Question

The set of real numbers between 0 t0 1 should be finite or infinte and explain it by reason

Answer 1

infinite, and uncountable as well

Answer 2

how please explain me,

Answer 3

First let's look at the definition of countability:
"A set S is called countable if there exists an injective function f from S to the natural numbers N = {0, 1, 2, 3, ...}." (Copied from Wikipedia)

Answer 4

ok then

Answer 5

Let's suppose that the set is countable.

Answer 6

And define a function f(x) such that for every natural number x, f(x) refers to some real number between 0 and 1

Answer 7

@kc_kennylau i just started sets and i just find the definition of it just tell me that o and 1 between these two what the numbers are present

Answer 8

For example,
\[
f(0)=0.\color{red}3363684485...\\
f(1)=0.6\color{red}955102578...\\
f(2)=0.26\color{red}39483653...\\
f(3)=0.006\color{red}5093130...\\
f(4)=0.8864\color{red}533021...\\
f(5)=0.84447\color{red}42908...\\
f(6)=0.862720\color{red}1508...\\
f(7)=0.8665645\color{red}627...\\
f(8)=0.39569269\color{red}52...\\
f(9)=0.824607139\color{red}4...\\ \]
Now, let's take the first digit of the first number, second digit of the second number, third digit of the third number, etc... and form a new number:
\[0.3935541654...\]

Answer 9

Now add one to all digits of this (if it's 9, convert it to 0)
\[0.4046652765...\]

@ziqbal103 my modem was down :/

Answer 10

ziqbal, your question was just about the set being finite or infite.
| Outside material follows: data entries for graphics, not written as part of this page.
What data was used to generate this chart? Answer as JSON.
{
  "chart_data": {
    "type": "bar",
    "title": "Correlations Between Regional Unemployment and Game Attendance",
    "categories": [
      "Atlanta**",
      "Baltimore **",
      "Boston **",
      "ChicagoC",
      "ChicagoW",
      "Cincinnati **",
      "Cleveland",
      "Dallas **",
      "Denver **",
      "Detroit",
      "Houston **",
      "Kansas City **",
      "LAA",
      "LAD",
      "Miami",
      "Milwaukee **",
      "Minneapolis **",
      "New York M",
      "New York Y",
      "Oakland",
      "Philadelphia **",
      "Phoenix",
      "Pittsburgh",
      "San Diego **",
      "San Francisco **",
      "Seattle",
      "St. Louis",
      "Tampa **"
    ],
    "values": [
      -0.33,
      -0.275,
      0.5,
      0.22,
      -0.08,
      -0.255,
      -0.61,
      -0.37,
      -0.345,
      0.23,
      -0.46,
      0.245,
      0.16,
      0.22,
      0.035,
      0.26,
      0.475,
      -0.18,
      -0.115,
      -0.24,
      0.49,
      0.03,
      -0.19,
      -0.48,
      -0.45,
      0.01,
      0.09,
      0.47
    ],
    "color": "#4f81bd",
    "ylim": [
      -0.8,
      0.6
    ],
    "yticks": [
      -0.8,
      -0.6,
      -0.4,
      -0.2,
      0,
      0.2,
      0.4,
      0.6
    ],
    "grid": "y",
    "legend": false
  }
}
Don't get stuck on the countability therefore. :)
The set is inifite as already the rational numbers betwee 0 and 1 are infinite. Which you can prove very nicely by just writing them all down, each divisor in one line.

Answer 11

@techhelper @ziqbal103 oh i see sorry

Answer 12

To prove that the set of all real numbers between 0 and 1 is infinite:
The first digit has 10 probabilities.
The second digit has 10 probabilities.
The third digit has 10 probabilities.
And so on and so on.

Therefore, the number of all real numbers between 0 and 1
=10*10*10*.....
=\(\infty\)

Answer 13

@techhelper tell me how the rational numbers become infinte

Answer 14

and @kc_kennylau the difference b/w o and 1 there is more than 10 decimal digits i means infinite so am i right

Answer 15

@ziqbal103 sorry I fail to comprehend your last sentence.

Answer 16

Assuming they are finite, you can write them in a sequence that is always getting bigger: 0, a1, a2, a3, ... , 1. take any pair of them like a2 and a3 and have a look at a number between them: b=(a2+a3)/2. this is by definition a rational number again. however you just found a new one, that is not yet in your sequence, so your assumption of them being finite must be wrong.

Answer 17

@techhelper nicely done :D

Answer 18

For your real number question:

Assuming they are finite, you can write them in a sequence that is always getting bigger: 0, a1, a2, a3, ... , 1. take any pair of them like a2 and a3 and have a look at a number between them: b=(a2+a3)/2. this is by definition a real number again. however you just found a new one, that is not yet in your sequence, so your assumption of them being finite must be wrong.

Answer 19

@techhelper and @kc_kennylau now i get it thank you very much for helping

Answer 20

no problem :)

Answer 21

i wanna ask another question

Answer 22

\[\large z_1z_2=(a+ib)(c+id)\\\large\overline{z_1z_2}=(a-ib)(c-id)\\\large z_1z_2\overline{z_1z_2}\\\large=(a+ib)(a-ib)(c+id)(c-id)\\\large=(a^2+b^2)(c^2+d^2)\\\large=|z_1z_2|^2\]

Answer 23

I mean \(\large|z_1|^2|z_2|^2\)

Answer 24

@Directrix @ganeshie8 just wanna check if I'm correct thanks

Answer 25

i think same case will be with(z1+z2)(z1.z2whole bar)....?

Answer 26

Sorry I'm not familiarized with complex number :/

Answer 27

ok@kc-kennylau.and @techhelper you?

Answer 28

@ehuman

Answer 29

@CGGURUMANJUNATH

Answer 30

@kc_kennylau where are you help me i am sending you a link an attachement so that you make me clear that z1+z2whole modulus is less than z1modulus +z2 modulus
ATTACHEMENT

Answer 31

http://www.suitcaseofdreams.net/properties_modulus.htm
BY THIS LINK CAN YOU HELP ME @kc_kennylau

Answer 32

Sorry I'm not familiarized with complex number

Answer 33

This is my reasoning:

Take a number between 0 and 1. Divide it by 2. Divide the next number by 2. Keep dividing until you're convinced you will keep getting numbers no matter how much you divide.